Australians are holding onto their homes and staying put in their properties much longer than previously, new research has revealed.
The latest data from property research firm CoreLogic shows we are keeping our properties for 33 per cent longer than was the case a decade ago.
No matter whether it’s a unit or a house, people are going for longer stretches before selling up and moving on compared to 10 to 15 years ago, latest figures to May 2019 have shown. Since 2005, the average hold period for Australian dwellings has continued to increase by around one-third.
“The data suggests that homeowners are much more reluctant to sell their property than they were a decade ago, which is also highlighted by the ongoing decline in sales transactions,” senior research analyst Cameron Kusher explained in the latest CoreLogic Property Pulse.
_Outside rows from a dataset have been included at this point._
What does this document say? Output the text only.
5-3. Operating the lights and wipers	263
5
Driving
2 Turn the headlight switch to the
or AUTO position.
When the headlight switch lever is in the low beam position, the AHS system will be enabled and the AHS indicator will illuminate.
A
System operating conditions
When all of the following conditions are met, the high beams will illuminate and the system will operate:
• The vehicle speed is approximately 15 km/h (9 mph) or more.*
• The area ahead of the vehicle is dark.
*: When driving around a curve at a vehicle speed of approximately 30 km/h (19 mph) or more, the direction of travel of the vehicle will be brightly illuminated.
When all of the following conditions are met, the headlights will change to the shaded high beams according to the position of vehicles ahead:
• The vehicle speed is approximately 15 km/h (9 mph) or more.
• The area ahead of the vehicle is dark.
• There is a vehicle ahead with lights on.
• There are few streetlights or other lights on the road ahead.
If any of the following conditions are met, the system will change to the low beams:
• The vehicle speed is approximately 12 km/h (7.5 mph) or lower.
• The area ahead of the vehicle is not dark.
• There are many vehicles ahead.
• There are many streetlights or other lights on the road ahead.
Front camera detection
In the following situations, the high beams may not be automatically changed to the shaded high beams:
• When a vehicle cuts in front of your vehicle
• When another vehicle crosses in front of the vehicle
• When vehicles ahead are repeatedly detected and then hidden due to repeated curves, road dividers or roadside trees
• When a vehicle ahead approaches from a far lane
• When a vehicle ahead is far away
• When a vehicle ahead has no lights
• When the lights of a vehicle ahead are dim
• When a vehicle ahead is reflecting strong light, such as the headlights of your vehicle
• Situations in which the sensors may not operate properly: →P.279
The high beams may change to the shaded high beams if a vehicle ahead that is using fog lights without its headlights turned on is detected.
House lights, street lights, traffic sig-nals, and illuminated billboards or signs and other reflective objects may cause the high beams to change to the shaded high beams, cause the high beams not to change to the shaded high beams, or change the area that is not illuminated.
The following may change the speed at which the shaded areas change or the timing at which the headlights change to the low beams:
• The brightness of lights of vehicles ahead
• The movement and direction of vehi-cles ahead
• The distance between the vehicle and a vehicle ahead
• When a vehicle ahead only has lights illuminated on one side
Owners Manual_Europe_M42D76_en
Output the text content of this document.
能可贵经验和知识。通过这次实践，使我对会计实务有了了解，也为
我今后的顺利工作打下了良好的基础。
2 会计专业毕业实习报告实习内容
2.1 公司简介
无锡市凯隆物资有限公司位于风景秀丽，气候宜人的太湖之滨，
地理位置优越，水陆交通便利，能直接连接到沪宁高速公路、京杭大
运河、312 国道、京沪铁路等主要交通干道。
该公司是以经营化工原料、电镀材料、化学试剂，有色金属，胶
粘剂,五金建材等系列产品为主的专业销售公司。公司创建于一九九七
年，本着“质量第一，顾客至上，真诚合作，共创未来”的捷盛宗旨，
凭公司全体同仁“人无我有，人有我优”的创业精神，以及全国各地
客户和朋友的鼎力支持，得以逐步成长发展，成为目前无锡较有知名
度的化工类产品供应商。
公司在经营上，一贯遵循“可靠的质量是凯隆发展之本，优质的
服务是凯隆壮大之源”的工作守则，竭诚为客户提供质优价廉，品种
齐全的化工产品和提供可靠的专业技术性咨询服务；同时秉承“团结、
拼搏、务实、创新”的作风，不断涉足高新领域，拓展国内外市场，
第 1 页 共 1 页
But it’s not necessarily capital growth owners are focusing on, or the emotional bond to a property that is driving the change.
“Other factors such as the rising cost of selling and purchasing property, combined with affordability constraints across some of Australia’s more expensive capital cities contribute to owners holding onto their properties longer,” Mr Kusher said.
“It’s expected that this trend will continue over the coming years given such concerns aren’t likely to see much improvement in the near future.”
Nationally, the average length of home ownership is sitting at 11.3 years for houses and 9.6 years for units. Over the past 10 years, that’s an increase of 3.8 years and 2.9 years respectively.
To get the average hold period average, CoreLogic researchers accumulated sales from the past 12 months, using the latest sold date and the previous sold date to establish how long a property has been in the same hands. The data, however, does not distinguish between owner occupied and investor properties.
HOUSES’ HOLD OVER UNITS
Across individual capital cities, houses on average are being held longer than units.
During the past year, houses in Melbourne recorded the longest period of ownership at an average of 12.5 years, while Perth had the longest average for units at 10.8 years.
Conversely, houses in Darwin, which are typically held for 9.2 years, and units in Canberra, with an average of 8.7 years, were home to the shortest average hold periods.
Compared to 10 years ago, Mr Kusher said Sydney recorded the longest average hold periods for both houses and units at 9 and 7.3 years respectively.
Since then, it’s been Melbourne’s houses that have been held onto the longest. Results have been varied across the various unit markets.
Step out of the capitals, and regional Victoria and Queensland were home to the longest average hold periods. Houses across both regions are currently being held for 11.1 years on average, while units in regional Western Australia are being held onto the longest at 10.2 years.
In the Top End, the Northern Territory’s “rest of state” region currently has the shortest average hold period at 8.9 years for houses and 8 years for units.
IN FOR THE LONG HAUL
Drilling down to local council areas with the longest average hold periods, the list for houses is dominated by Melbourne, Sydney and regional Queensland councils.
Houses in Monash, Victoria topped the longest average hold period list at a significant 17.1 years.
Perth makes up eight out of the 20 council regions listed with the longest hold periods for units.
Armadale, Western Australia and Swan Hill, Victoria both recorded an equal average hold period of 13.4 years for units.
When it comes to regions with the shortest time between changing hands, the East Pilbara council region topped the list for both houses and units. Houses there are only currently being held for 7.7 years, while units are kept for only 3.8 years before being sold off.
The shortest average hold period list for units is dominated by Melbourne with 6 of the 20 council regions making up the unit list.